第12回(平成27年度)日本学術振興会賞受賞者

photo_上西 幸司
上西 幸司
(ウエニシ コウジ)
UENISHI Koji



生年 1970年 出身地 兵庫県
現職 東京大学大学院工学系研究科 准教授
(Associate Professor, Graduate School of Engineering, The University of Tokyo)
専門分野 破壊動力学
略歴

1993年
1995年
1995年
1997年
1998年
2000年
2000年
2004年
2006年
2007年
2012年

東京大学工学部卒
東京大学大学院工学系研究科修士課程修了
オーストリア・ウィーン工科大学力学研究所研究員
博士(理学)の学位取得(ウィーン工科大学)
神戸大学工学部助手
神戸大学都市安全研究センター助手
日本学術振興会海外特別研究員
熊本大学教養教育(実施)機構非常勤講師(現在に至る)
神戸大学都市安全研究センター助教授
神戸大学自然科学系先端融合研究環都市安全研究センター准教授
東京大学大学院工学系研究科准教授(現在に至る)

授賞理由
「固体破壊の動力学に基づいた地震災害発生機構の解明と破壊制御手法の開発」
(Studies on the Generation Mechanism of Earthquakes Based on Fracture Dynamics of Solids and the Development of Controlled Fracture in Solids)

  上西幸司氏は、岩盤に存在する断層面などで成立する破壊動力学の観点から、地震発生機構を解明し、構造物の破壊に至るまでの一連の過程を理論、数値解析、実験を組み合わせた研究により明らかにした。
  断層破壊による地震発生機構については既に多くの研究があるが、実験と理論による破壊伝播速度には大きな乖離があった。

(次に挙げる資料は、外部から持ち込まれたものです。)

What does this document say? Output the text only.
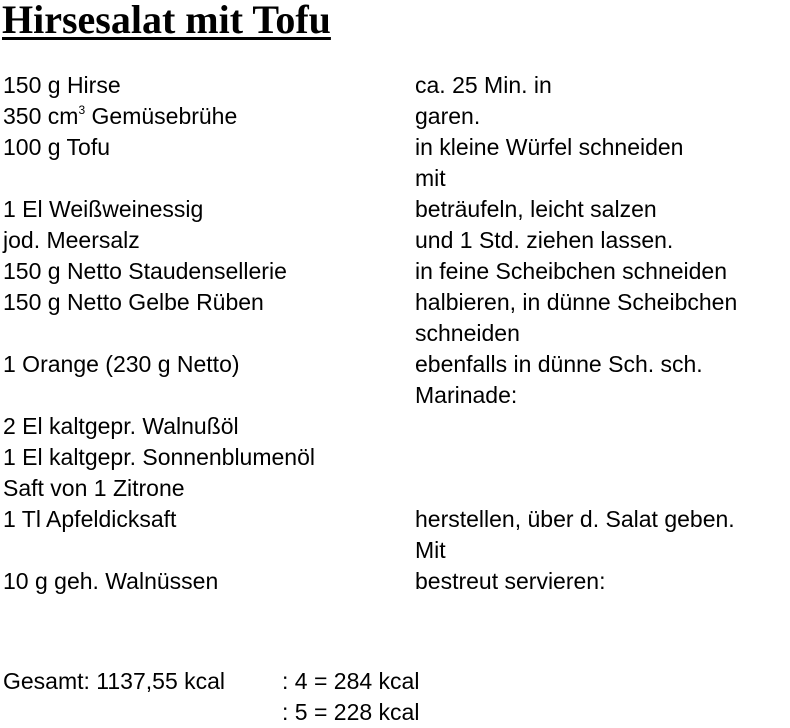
Hirsesalat mit Tofu
150 g Hirse
350 $cm^3$ Gemüsebrühe
100 g Tofu
1 El Weißweinessig
jod. Meersalz
150 g Netto Staudensellerie
150 g Netto Gelbe Rüben
1 Orange (230 g Netto)
2 El kaltgepr. Walnußöl
1 El kaltgepr. Sonnenblumenöl
Saft von 1 Zitrone
1 Tl Apfeldicksaft
10 g geh. Walnüssen
ca. 25 Min. in
garen.
in kleine Würfel schneiden
mit
beträufeln, leicht salzen
und 1 Std. ziehen lassen.
in feine Scheibchen schneiden
halbieren, in dünne Scheibchen
schneiden
ebenfalls in dünne Sch. sch.
Marinade:
herstellen, über d. Salat geben.
Mit
bestreut servieren:
Gesamt: 1137,55 kcal	: 4 = 284 kcal
: 5 = 228 kcal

上西氏は、破壊源が不安定化するための普遍的条件を見出し、新しい高速破壊理論を提案した。その理論を実験で実証するとともに、高精度の破壊・波動伝播シミュレーションツールを開発した。その結果、過去の震災で想定外とされた強震動発生時の構造物被害の発生過程を矛盾なく説明することが初めて可能となった。
  また上西氏は外的要因によって構造物に衝撃的に発生する波動の特性を破壊源の移動速度と音速の比に基づいて解明し、震災時の構造物の被害メカニズムを明らかにした。そして更にこの理解に基づき、新たな視点でシミュレーションツールを開発した。
  以上のとおり、上西氏の研究対象は、破壊力学のみならず、地震工学、地盤工学、土木工学などの多分野にわたり、研究成果は社会の防災減災に大きく貢献するものであり、今後の更なる発展が期待される。